PVC hat einen klaren Vorteil bei den Rohstoffkosten, typischerweise 30–50 % niedriger pro Kilogramm als PET. Bei der Gesamtkostenanalyse müssen jedoch der Trocknungsenergieverbrauch für PET, die Ausschussraten, der Werkzeugverschleiß (PVC ist abrasiver, wenn es stark gefüllt ist) und die nachgelagerte Thermoformleistung berücksichtigt werden. Bei durchsichtigen Verpackungen mit dünner Stärke, bei denen beide Materialien in Frage kommen, gewinnt PET oft pro Teil, da seine überlegene Festigkeit dünnere Folien ohne Leistungseinbußen ermöglicht. Für undurchsichtige oder farbige Anwendungen, bei denen die Klarheit keine Rolle spielt, bietet PVC in der Regel die niedrigsten Gesamtkosten.
Wie wirken sich Recyclingfähigkeit und Umweltvorschriften auf die Wahl zwischen PVC und PET aus?
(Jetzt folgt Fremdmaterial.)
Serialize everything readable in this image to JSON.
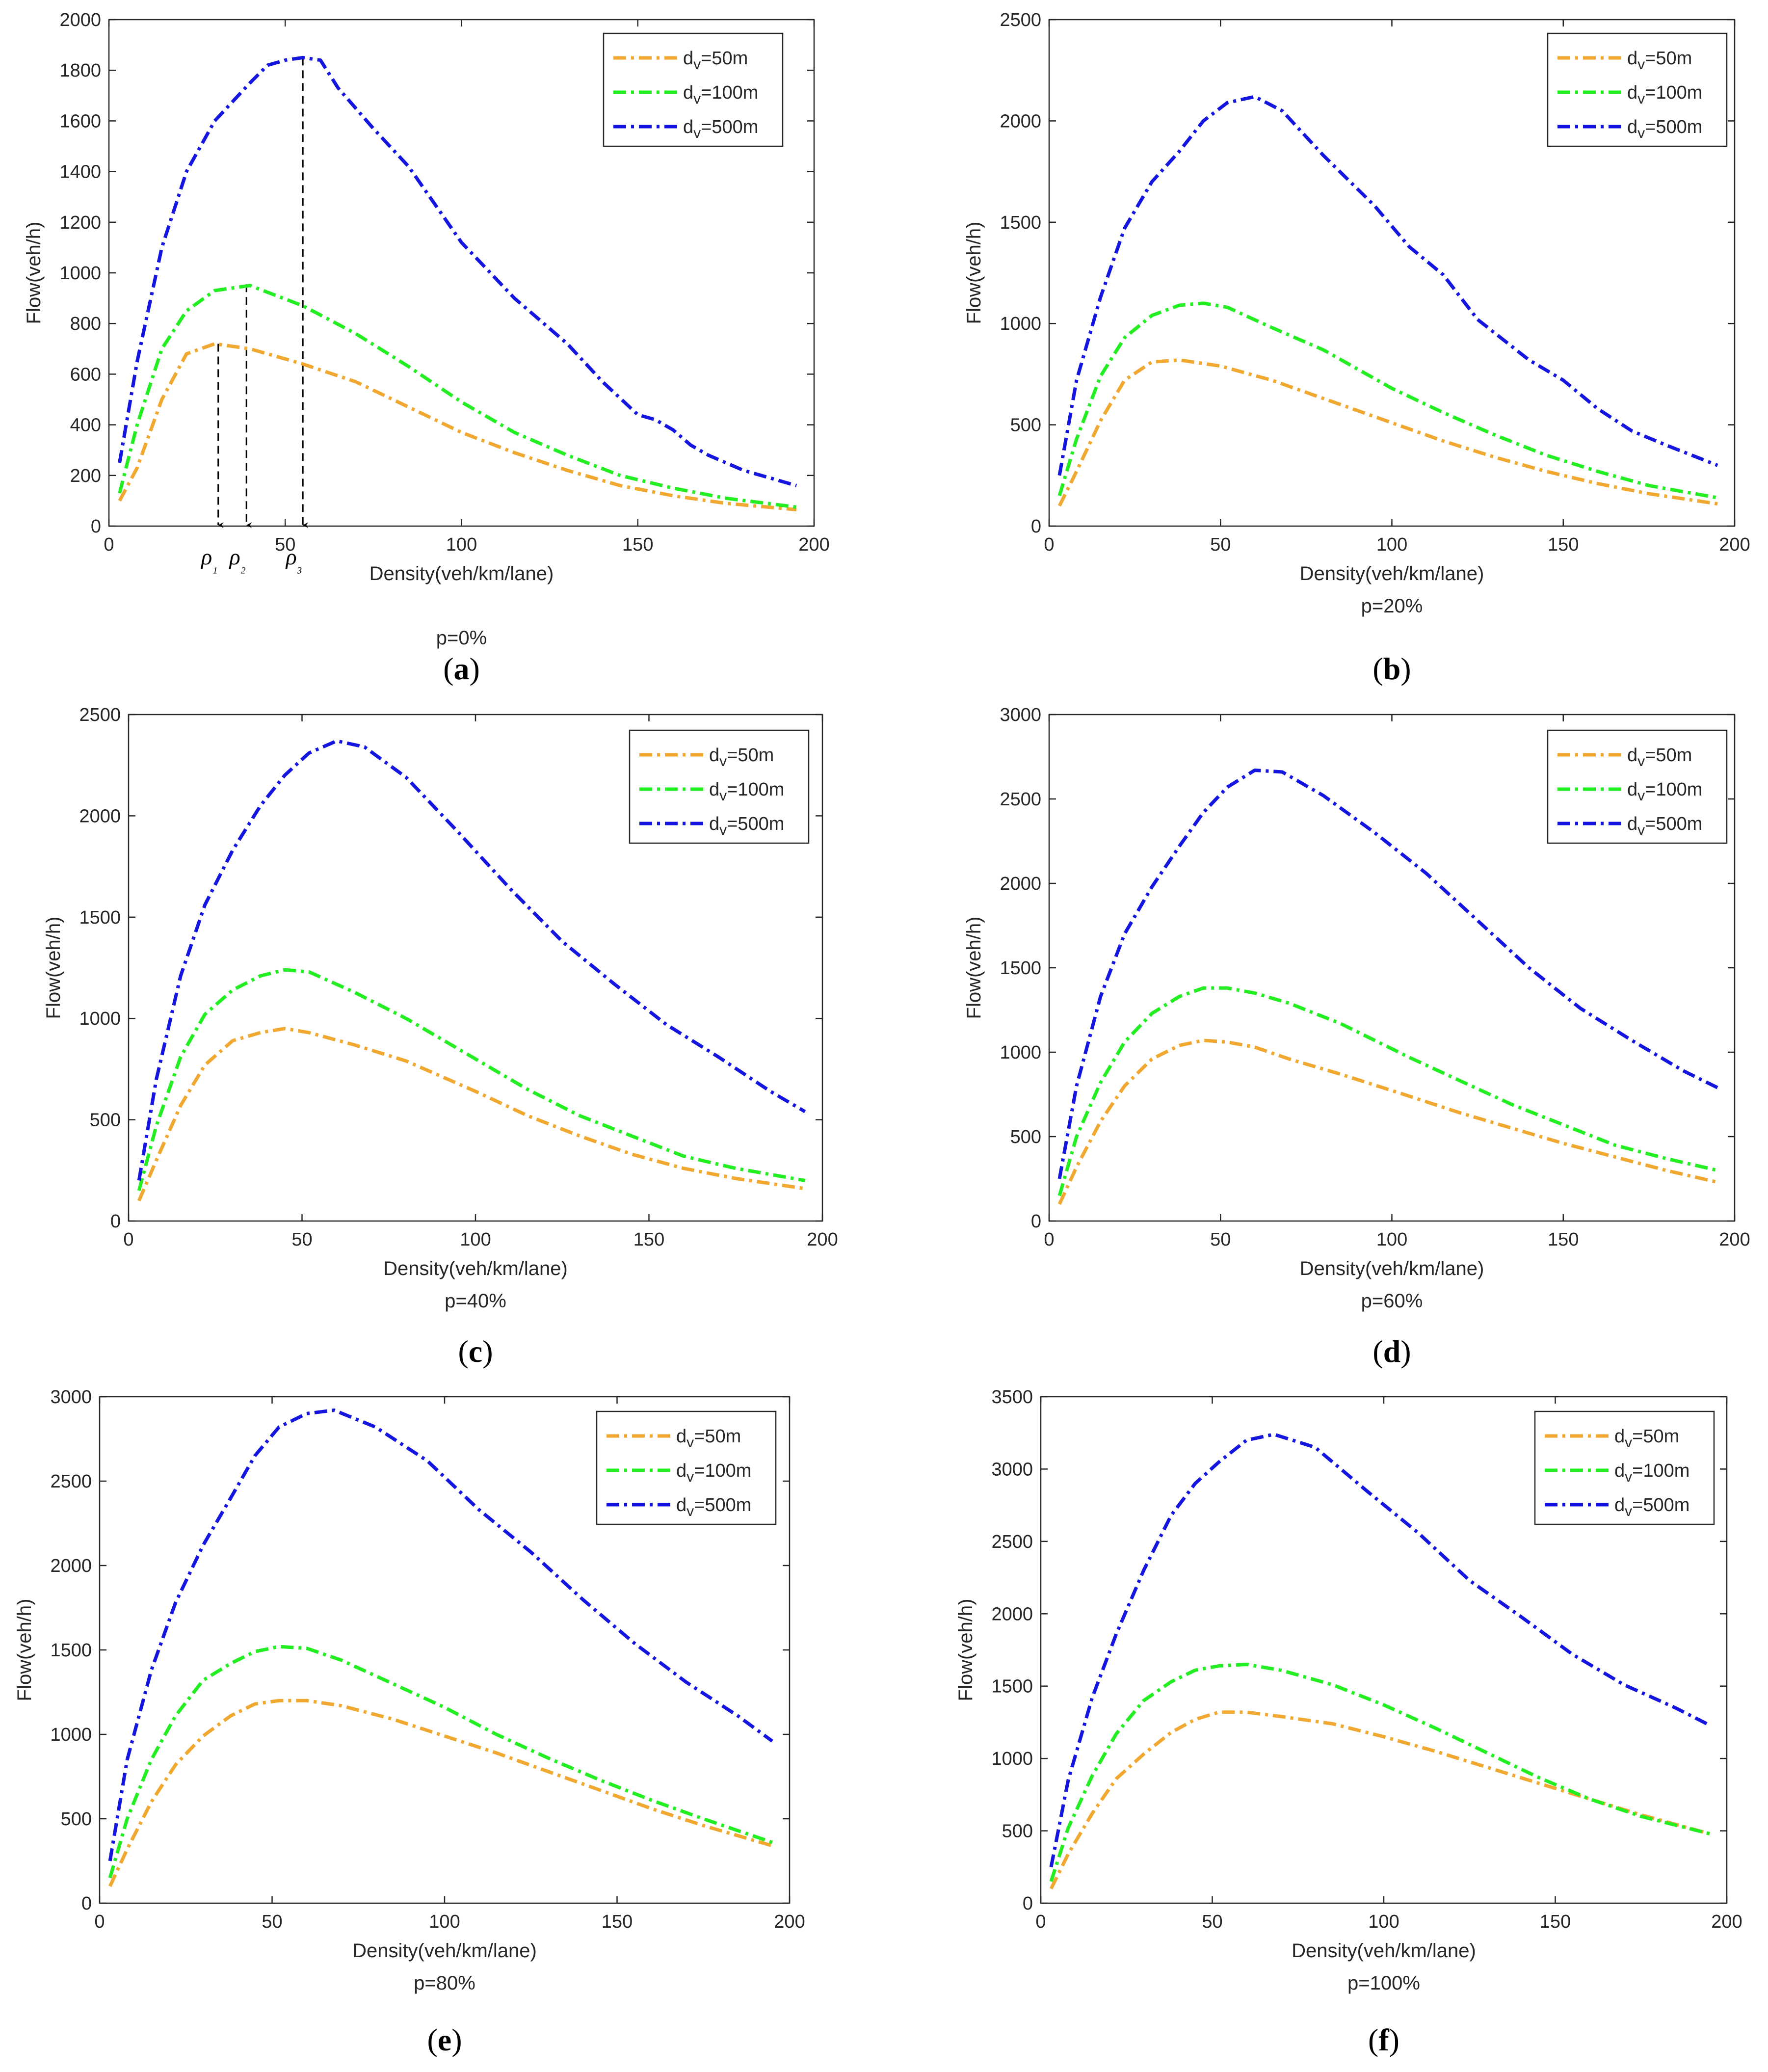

PET profitiert von einer ausgereiften, weltweit anerkannten Recycling-Infrastruktur und einem starken Verbraucherengagement für Recyclingfähigkeit. PVC steht auf mehreren europäischen und asiatischen Märkten aufgrund des Chlorgehalts und Bedenken hinsichtlich der Migration von Weichmachern, der Dioxinbildung bei der Verbrennung und der Einstufung von halogenierten Abfällen einer ständigen Prüfung gegenüber. Der regulatorische Druck begünstigt weiterhin PET für Verpackungsanwendungen, während PVC seine Stärke im Baugewerbe, in der Industrie und in der Medizin behält, wo seine Leistungseigenschaften seinen Einsatz rechtfertigen.